Contra lo que suponen o imaginan, con una torpeza magnífica, las autoridades pedagógicas, los diseñadores de programas de estudio, los clásicos no están ni pueden estar en el comienzo de una formación. A los clásicos se llega. El Quijote, la lectura ordenada y feliz de Cervantes, de Góngora, de Shakespeare, de Dante, de la Biblia, es satisfacción de quien ya ha leído mucho. La lectura ordenada y feliz, he escrito, porque ellos están siempre ahí, porque el primer Hamlet, que para mí no fue texto sino representación –Vittorio Gassman–, formó parte de la memoria desde el inicio, lo mismo que algunas de las aventuras vividas por Alonso Quijano; están siempre ahí en imágenes, en frases que impregnan el conjunto de la cultura recibida –apunté al principio de estas líneas que mi ingreso en Rabelais se había hecho a través de la puerta de Anatole France–, en este o aquel soneto, pero el camino que conduce hacia sus mundos es largo. El tránsito lector por La montaña mágica, por En busca del tiempo perdido, por el Ulysses de Joyce, por los Faustos de Goethe y de Mann, está al alcance de cualquier voluntad bien templada; su goce, no. Pero cuando se lo alcanza, se entra en el ámbito de otro tipo de experiencia: la de la lectura, antes que transformadora, reparadora. En primera, quinta, séptima, octava y novena acepciones del término (D.R.A.E.): Componer, aderezar o enmendar el menoscabo […] Desagraviar, satisfacer al ofendido […] Oponer una defensa contra el golpe […] Remediar o precaver un daño […] Restablecer las fuerzas […]. Confirmando el aserto de Pavese de que la poesía –en sentido muy amplio– es una defensa contra la injurias de la vida. En los clásicos, en la comprobación de la vida en sus páginas, el individuo se completa, muere y renace.
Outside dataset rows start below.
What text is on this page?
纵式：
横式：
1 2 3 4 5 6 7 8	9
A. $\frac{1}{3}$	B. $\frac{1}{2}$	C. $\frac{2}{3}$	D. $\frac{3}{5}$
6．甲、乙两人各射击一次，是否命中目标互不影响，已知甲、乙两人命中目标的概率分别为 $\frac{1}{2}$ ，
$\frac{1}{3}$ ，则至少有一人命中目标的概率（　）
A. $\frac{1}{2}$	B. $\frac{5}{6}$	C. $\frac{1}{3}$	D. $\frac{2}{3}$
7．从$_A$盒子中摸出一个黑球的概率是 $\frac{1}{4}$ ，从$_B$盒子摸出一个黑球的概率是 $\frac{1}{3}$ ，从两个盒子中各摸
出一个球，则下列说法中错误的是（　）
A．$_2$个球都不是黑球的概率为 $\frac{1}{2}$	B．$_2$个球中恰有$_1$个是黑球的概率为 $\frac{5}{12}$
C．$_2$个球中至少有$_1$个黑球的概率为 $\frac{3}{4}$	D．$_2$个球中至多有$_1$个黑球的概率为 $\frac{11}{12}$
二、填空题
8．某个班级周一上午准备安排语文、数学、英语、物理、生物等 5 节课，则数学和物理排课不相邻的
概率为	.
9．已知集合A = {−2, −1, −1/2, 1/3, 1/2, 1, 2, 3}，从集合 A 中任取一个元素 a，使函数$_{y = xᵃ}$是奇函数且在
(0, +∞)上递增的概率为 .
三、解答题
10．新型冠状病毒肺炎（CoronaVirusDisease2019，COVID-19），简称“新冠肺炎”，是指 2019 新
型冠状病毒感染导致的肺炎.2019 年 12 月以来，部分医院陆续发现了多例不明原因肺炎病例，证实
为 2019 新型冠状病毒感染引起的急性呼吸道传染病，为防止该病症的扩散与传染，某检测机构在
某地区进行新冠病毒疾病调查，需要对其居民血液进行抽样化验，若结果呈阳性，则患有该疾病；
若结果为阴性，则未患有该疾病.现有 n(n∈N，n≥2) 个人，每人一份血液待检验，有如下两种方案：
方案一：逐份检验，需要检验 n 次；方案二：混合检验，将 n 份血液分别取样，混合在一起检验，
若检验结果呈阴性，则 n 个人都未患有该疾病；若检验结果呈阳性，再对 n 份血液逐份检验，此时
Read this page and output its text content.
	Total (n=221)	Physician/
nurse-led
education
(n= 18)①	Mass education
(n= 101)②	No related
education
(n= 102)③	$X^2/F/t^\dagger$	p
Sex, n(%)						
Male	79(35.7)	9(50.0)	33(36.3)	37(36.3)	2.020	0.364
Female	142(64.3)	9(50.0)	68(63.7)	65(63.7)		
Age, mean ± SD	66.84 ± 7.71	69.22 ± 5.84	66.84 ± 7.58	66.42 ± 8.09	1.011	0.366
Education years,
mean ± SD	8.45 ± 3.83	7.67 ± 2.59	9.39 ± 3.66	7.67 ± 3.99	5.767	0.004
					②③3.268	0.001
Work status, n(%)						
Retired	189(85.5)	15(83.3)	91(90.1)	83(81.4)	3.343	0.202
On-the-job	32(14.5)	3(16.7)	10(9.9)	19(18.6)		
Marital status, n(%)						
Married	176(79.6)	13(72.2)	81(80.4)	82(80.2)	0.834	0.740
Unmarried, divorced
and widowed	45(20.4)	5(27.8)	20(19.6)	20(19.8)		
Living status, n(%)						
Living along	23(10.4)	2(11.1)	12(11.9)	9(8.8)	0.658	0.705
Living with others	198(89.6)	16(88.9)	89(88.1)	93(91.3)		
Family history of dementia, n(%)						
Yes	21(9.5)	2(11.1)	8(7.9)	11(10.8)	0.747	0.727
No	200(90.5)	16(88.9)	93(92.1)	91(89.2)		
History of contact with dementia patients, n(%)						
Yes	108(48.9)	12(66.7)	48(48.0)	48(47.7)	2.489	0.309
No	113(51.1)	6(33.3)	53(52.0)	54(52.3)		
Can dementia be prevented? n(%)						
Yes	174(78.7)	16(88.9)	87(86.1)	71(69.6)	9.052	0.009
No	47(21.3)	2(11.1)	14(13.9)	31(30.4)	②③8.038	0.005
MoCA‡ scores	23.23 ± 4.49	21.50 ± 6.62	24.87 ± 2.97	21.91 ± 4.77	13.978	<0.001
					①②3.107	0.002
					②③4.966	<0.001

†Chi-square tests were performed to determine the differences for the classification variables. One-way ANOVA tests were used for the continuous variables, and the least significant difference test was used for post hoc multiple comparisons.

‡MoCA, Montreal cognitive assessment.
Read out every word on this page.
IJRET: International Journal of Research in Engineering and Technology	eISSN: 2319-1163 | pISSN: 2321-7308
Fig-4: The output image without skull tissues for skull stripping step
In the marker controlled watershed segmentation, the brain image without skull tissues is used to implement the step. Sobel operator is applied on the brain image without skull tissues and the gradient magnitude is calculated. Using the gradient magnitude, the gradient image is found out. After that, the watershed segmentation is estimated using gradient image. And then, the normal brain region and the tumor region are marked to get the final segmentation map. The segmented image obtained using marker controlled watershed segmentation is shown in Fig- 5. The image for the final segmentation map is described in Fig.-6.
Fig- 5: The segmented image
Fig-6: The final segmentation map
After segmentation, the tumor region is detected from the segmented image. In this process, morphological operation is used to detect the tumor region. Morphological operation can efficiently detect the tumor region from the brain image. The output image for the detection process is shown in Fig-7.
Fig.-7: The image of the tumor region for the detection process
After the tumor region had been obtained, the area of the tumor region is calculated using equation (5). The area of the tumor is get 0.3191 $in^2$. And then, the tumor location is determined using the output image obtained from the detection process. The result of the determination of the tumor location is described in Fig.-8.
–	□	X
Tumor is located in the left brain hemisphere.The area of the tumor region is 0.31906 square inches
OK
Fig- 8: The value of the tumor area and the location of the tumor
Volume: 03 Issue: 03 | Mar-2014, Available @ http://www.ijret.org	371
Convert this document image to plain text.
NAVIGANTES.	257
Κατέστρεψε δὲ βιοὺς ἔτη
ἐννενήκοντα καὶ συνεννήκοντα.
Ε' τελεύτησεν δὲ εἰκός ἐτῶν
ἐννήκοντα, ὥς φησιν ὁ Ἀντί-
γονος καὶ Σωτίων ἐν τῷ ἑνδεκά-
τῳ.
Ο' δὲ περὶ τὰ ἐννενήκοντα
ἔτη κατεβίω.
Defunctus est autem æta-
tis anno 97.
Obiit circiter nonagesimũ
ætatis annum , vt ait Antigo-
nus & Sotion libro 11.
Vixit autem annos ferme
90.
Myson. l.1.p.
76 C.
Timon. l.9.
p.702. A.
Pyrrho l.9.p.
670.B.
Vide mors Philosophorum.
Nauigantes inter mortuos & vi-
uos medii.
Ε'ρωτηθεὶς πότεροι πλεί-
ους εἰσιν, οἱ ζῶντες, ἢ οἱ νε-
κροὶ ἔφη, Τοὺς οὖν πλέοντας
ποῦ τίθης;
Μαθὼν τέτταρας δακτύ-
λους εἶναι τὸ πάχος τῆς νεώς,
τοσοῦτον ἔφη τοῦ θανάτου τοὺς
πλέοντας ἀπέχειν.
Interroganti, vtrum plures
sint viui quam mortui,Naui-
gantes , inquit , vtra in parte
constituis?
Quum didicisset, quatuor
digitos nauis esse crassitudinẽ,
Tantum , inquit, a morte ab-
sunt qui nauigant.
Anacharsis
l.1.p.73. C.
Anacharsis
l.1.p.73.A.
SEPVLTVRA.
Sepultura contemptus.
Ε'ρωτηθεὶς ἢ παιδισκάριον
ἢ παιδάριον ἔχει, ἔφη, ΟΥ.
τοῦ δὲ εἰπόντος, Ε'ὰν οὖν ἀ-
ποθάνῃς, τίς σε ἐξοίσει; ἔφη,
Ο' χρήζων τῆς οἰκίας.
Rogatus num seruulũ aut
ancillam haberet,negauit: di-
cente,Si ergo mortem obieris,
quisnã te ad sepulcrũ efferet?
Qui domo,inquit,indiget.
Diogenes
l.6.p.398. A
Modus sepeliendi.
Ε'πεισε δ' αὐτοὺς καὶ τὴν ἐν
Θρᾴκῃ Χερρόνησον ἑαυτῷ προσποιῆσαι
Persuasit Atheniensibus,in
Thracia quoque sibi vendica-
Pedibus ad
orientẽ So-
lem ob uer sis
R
La que he descrito hasta aquí no es mi biblioteca ideal: es únicamente la que me ha dado el azar, la familia, los amigos, las inclinaciones personales, y la que me ha hecho ser el escritor que soy. La biblioteca ideal es la que se constituye con todos los libros del mundo: los que se han escrito, los que estamos escribiendo, los que se escribirán. Es una suerte de library in progress, que asume y resume el sentido del devenir humano.
HVR
«La consagración de la primavera», de Carpentier. También a mí me dejó una profunda huella. Hubiera estado bien charlar con Horacio sobre ese libro, y sobre muchas de las lecturas que menciona.